7. Plan for meals and behaviour
Discuss expectations for behaviour at the restaurants, pools, hotel lobby etc., and consequences that can result from not following the rules, Freedman-Smith says.
Also, try to be conscious of what kids are ordering out in restaurants, she adds, as it can be easy for kids to eat starch-heavy foods while on vacation.
“If that works for you, great,” she says. “If not, outline the expectations for the number of fruits and vegetables to be eaten each day, how many sugary treats they can have and whether dessert is a ‘for sure’ thing at each meal.”
It’s also not a bad idea to keep some snacks handy for when someone gets hungry, Zajac adds. You might even want to think about pre-ordering any kids meals if the airline offers then, too.
And don’t forget to schedule downtime for the kids – and let’s face it, for the adults as well.

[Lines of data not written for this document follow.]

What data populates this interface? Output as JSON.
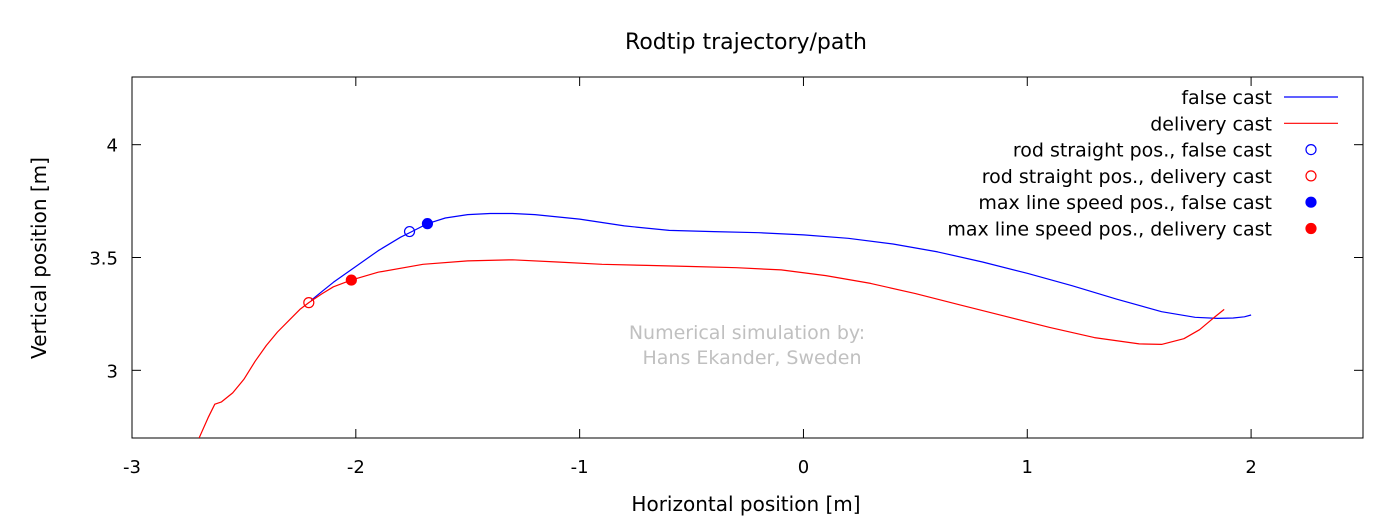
{
  "chart_data": {
    "type": "line",
    "title": "Rodtip trajectory/path",
    "xlabel": "Horizontal position [m]",
    "ylabel": "Vertical position [m]",
    "xlim": [
      -3,
      2.5
    ],
    "ylim": [
      2.7,
      4.3
    ],
    "xticks": [
      -3,
      -2,
      -1,
      0,
      1,
      2
    ],
    "xtick_labels": [
      "-3",
      "-2",
      "-1",
      "0",
      "1",
      "2"
    ],
    "yticks": [
      3,
      3.5,
      4
    ],
    "ytick_labels": [
      "3",
      "3.5",
      "4"
    ],
    "grid": false,
    "legend_position": "top-right",
    "annotation": [
      "Numerical simulation by:",
      "Hans Ekander, Sweden"
    ],
    "series": [
      {
        "name": "false cast",
        "kind": "line",
        "color": "#0000ff",
        "x": [
          -2.2,
          -2.15,
          -2.1,
          -2.0,
          -1.9,
          -1.8,
          -1.75,
          -1.68,
          -1.6,
          -1.5,
          -1.4,
          -1.3,
          -1.2,
          -1.0,
          -0.8,
          -0.6,
          -0.4,
          -0.2,
          0.0,
          0.2,
          0.4,
          0.6,
          0.8,
          1.0,
          1.2,
          1.4,
          1.6,
          1.75,
          1.85,
          1.92,
          1.97,
          2.0
        ],
        "y": [
          3.31,
          3.35,
          3.39,
          3.46,
          3.53,
          3.59,
          3.615,
          3.65,
          3.675,
          3.69,
          3.695,
          3.695,
          3.69,
          3.67,
          3.64,
          3.62,
          3.615,
          3.61,
          3.6,
          3.585,
          3.56,
          3.525,
          3.48,
          3.43,
          3.375,
          3.315,
          3.26,
          3.235,
          3.23,
          3.232,
          3.237,
          3.245
        ]
      },
      {
        "name": "delivery cast",
        "kind": "line",
        "color": "#ff0000",
        "x": [
          -2.7,
          -2.66,
          -2.63,
          -2.6,
          -2.55,
          -2.5,
          -2.45,
          -2.4,
          -2.35,
          -2.3,
          -2.25,
          -2.21,
          -2.15,
          -2.1,
          -2.02,
          -1.9,
          -1.7,
          -1.5,
          -1.3,
          -1.1,
          -0.9,
          -0.7,
          -0.5,
          -0.3,
          -0.1,
          0.1,
          0.3,
          0.5,
          0.7,
          0.9,
          1.1,
          1.3,
          1.5,
          1.6,
          1.7,
          1.77,
          1.83,
          1.88
        ],
        "y": [
          2.7,
          2.79,
          2.85,
          2.86,
          2.9,
          2.96,
          3.04,
          3.11,
          3.17,
          3.22,
          3.27,
          3.3,
          3.34,
          3.37,
          3.4,
          3.435,
          3.47,
          3.485,
          3.49,
          3.48,
          3.47,
          3.465,
          3.46,
          3.455,
          3.445,
          3.42,
          3.385,
          3.34,
          3.29,
          3.24,
          3.19,
          3.145,
          3.117,
          3.115,
          3.14,
          3.18,
          3.23,
          3.27
        ]
      },
      {
        "name": "rod straight pos., false cast",
        "kind": "point",
        "marker": "open-circle",
        "color": "#0000ff",
        "x": [
          -1.76
        ],
        "y": [
          3.615
        ]
      },
      {
        "name": "rod straight pos., delivery cast",
        "kind": "point",
        "marker": "open-circle",
        "color": "#ff0000",
        "x": [
          -2.21
        ],
        "y": [
          3.3
        ]
      },
      {
        "name": "max line speed pos., false cast",
        "kind": "point",
        "marker": "filled-circle",
        "color": "#0000ff",
        "x": [
          -1.68
        ],
        "y": [
          3.65
        ]
      },
      {
        "name": "max line speed pos., delivery cast",
        "kind": "point",
        "marker": "filled-circle",
        "color": "#ff0000",
        "x": [
          -2.02
        ],
        "y": [
          3.4
        ]
      }
    ]
  }
}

8. Work out money logistics in advance
If you’re going on a trip with another family or with a group of friends, decide the money logistics before you get to your destination, Zajac advises.
“Will you split bills? Will you have a common pool or will everyone pay for themselves?” she asks. “Determine these plans in advance of the trip, as this will help in ensuring all runs smoothly.”
9. Consider your carry on
Make sure to pack smart, especially if you’re travelling with kids, Zajac says.
“Yes, you can stow your bag in the overhead compartments but that’s not necessarily easy to get to if you are travelling with young children,” she points out. “Make sure your essentials like wipes, snacks and water are packed in a bag that will fit under your seat.”